WAITING FOR THE WORST, a humbling lesson in trust

There’s an old line about assuming and it’s really living up to its promise lately when it comes to my parenting.

While folding the laundry (my grown up version of elementary school’s “song that never ends”) during Babygirl’s nap, the Bug wandered in to see what I was doing. As he reached for a neatly folded stack of size 2T pants that I immediately envisioned being capsized onto the floor, I blurted out, “Please leave those,” at the same time as he gleefully said, “I will help you put these in my room, Mommy.” While I stood there, flabbergasted and feeling like the first syllable of an assumer, he carefully carried them to his room and put them away right where they go.

Why had I assumed the worst?

Riding in the stroller with their seats facing each other, the Bug held out a pinwheel toward Babygirl and, as soon as she reached for it, pulled it away and laughed.

Why is he taunting her? I thought. How cruel!

As he held it out again, I asked, (I thought rhetorically), “Do you think she likes that?”

“She does!” He exclaimed. “It’s a game!” and pulled it away. Sure enough, she squealed with laughter and reached out, missing again to their mutual delight.

Again, why had I assumed the worst?

While watching the kids “play chef” (which, as it turns out, is actually just jumping on the couch in a chef’s jacket and hat), I saw Babygirl teeter on the edge for a moment. The Bug lunged toward her and I did the same, sure he intended to nudge her over the edge.

But then, in the moment before I could catch her, he did.

He didn’t want to hurt her; he wanted to help. And I assumed, again, the worst.

This evening, while playing in the back yard after dinner, Babygirl held fast to the giant shovel, leaving Bug less than thrilled about wielding the giant rake. They were playing some variant of hockey when Babygirl tripped and fell, hard, the shovel flying a good five feet in front of her. Immediately, her brother ran toward the shovel.

Here we go, I though, all but rolling my eyes, He sees his opening to get his hands on that shovel.

As I braced myself to deal with the fallout of the Bug snatching Babygirl’s shovel while she was down, I watched him walk over to her, help her up, and hand it back to her.

A beautiful moment of compassion between siblings, tainted by their mother assuming the worst.

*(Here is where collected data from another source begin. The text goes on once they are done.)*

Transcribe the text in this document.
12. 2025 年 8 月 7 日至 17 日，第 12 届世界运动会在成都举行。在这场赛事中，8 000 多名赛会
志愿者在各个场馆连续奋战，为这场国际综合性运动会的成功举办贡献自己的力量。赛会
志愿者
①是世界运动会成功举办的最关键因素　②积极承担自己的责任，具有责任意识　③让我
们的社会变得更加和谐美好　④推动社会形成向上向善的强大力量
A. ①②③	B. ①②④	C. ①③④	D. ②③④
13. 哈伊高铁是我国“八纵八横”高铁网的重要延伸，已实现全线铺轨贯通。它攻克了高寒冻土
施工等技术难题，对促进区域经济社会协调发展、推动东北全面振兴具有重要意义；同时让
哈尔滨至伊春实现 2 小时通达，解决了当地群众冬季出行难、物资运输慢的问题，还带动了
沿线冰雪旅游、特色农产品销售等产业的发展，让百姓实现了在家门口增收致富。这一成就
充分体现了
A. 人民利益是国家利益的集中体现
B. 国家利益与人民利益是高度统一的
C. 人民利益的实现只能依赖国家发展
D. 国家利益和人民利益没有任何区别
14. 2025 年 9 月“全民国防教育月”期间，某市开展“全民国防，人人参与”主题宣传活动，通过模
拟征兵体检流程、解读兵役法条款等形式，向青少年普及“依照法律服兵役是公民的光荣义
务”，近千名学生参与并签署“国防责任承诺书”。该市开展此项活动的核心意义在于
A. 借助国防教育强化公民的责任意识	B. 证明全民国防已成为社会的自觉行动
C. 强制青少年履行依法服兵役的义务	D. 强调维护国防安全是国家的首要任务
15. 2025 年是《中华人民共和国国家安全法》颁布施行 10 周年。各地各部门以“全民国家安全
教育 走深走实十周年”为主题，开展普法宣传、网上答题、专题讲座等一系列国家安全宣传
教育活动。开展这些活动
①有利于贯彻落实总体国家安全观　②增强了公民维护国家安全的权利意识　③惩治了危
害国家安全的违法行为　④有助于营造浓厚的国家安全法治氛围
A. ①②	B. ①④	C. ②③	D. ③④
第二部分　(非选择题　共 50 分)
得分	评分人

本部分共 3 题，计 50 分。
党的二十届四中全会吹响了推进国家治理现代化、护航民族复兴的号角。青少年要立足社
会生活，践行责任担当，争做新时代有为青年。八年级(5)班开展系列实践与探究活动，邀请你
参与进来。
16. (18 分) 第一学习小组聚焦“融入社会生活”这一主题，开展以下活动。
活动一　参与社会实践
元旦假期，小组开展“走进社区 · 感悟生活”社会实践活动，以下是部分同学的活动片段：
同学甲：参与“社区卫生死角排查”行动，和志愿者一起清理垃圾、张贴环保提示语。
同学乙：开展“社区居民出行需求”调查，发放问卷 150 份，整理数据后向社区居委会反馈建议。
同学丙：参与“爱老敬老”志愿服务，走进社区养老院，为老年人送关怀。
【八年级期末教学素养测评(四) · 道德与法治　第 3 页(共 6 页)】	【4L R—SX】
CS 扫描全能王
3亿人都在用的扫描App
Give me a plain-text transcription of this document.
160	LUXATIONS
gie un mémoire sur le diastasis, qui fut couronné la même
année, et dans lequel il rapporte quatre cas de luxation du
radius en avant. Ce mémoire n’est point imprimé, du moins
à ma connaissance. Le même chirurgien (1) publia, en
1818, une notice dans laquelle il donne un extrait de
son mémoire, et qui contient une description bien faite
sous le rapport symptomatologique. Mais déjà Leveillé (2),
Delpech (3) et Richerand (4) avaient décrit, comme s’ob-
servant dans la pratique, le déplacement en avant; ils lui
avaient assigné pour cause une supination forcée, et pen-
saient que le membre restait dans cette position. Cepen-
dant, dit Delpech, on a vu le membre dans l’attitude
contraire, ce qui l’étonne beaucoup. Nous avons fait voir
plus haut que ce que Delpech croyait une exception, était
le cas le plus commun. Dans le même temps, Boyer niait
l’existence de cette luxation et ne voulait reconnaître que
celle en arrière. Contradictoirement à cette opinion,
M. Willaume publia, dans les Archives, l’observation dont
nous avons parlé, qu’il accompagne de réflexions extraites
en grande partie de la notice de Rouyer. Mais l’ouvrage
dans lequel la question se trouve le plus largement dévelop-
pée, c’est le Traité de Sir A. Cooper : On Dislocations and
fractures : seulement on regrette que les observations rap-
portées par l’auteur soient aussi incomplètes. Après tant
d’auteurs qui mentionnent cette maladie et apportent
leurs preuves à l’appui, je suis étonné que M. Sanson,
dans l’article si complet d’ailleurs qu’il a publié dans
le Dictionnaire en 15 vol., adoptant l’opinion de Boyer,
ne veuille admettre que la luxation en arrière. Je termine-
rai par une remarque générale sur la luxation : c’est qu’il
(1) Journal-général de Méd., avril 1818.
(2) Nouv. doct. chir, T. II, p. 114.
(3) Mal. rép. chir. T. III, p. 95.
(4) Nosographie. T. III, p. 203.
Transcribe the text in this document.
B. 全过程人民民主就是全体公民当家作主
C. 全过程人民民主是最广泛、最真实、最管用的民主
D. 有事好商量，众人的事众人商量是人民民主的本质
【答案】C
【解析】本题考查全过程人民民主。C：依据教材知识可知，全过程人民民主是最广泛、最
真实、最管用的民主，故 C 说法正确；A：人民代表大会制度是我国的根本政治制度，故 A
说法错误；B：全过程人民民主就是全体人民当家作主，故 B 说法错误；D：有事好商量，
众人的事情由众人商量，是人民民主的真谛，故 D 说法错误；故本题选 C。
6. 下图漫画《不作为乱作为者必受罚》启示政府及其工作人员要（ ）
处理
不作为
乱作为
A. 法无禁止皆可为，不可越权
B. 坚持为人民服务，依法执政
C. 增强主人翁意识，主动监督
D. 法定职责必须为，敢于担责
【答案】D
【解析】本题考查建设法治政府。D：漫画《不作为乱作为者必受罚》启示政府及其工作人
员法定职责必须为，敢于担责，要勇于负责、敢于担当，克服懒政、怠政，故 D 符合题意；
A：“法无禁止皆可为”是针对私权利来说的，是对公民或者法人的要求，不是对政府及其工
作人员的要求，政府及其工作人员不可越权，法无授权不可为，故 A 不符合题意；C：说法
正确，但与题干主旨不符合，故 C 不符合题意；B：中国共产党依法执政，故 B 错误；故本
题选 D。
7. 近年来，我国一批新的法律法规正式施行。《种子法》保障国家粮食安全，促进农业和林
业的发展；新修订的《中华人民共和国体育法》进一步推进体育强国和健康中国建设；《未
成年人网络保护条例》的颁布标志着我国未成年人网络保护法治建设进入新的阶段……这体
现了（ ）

Has this become my default?! I wondered, fairly mortified, as I watched my sweet Babygirl pull herself together and beam at the brother she never doubted.

Of course there are times the Bug does things I wish he wouldn’t (he is newly-three, after all), but the vast majority of the time, that isn’t the case. He is truly the most wonderful boy I have ever known – thoughtful, funny, kind, and brave. For every time he runs past his sister’s high chair and grabs the last piece of her snack, there is another that he sees she’s finished her ice cream and offers her a bite of his. For every time he plows her down in the throes of a pillow fight, there are two that he comes running with her lovey when she falls. Why, in moments of uncertainty, do I find it so hard to trust him?

Trust and respect are the cornerstone of my parenting. It comes naturally to me to trust the Bug to climb a tree, troubleshoot how to put his own pants on, learn to ride a bike, or help me make waffles. I trusted my children to crawl, sit, walk, and talk in their own time. When the Bug started speaking sentences and referred to himself as “you,” I never corrected him because I trusted that he would learn to replace it with “I” and “me” as his observations of how people speak became more astute. (Still waiting for him to figure out the difference between “she” and “her,” but I’m doing my best to trust!) I never “taught” my children colors, counting, or their ABC’s because I trusted that they would organically pick those things up through their experiences.

But catching myself in these moments that I’m assuming he’ll make the “wrong” choice is revealing to me that my trust is lacking where he needs it the most. No, I don’t like what it communicates to a child about his intelligence or about the nature of learning when a parent quizzes him to identify his colors. But that’s nothing compared to what is certainly communicated by a parent brimming with anxiety that her child will hurt or take advantage of those he loves the most…and isn’t that exactly what it tells him when I reach out to catch his sister before she’s even been pushed?

Yes, it is my job to protect my daughter (sometimes, legitimately, from her brother), but I can’t let myself do that at my son’s expense. The Bug is as tough as they come, but it’s my job to protect him as well – not just his body, but his heart and his spirit. He needs me to tell him, through my words and my actions, that he is good. That I trust him. That he is capable of making the right choices. I thought I was doing that, but now I’m not so sure.

A disappointing and humbling surprise.

So tonight, whatever sleep Babygirl will permit me. And tomorrow, more grace. For us all.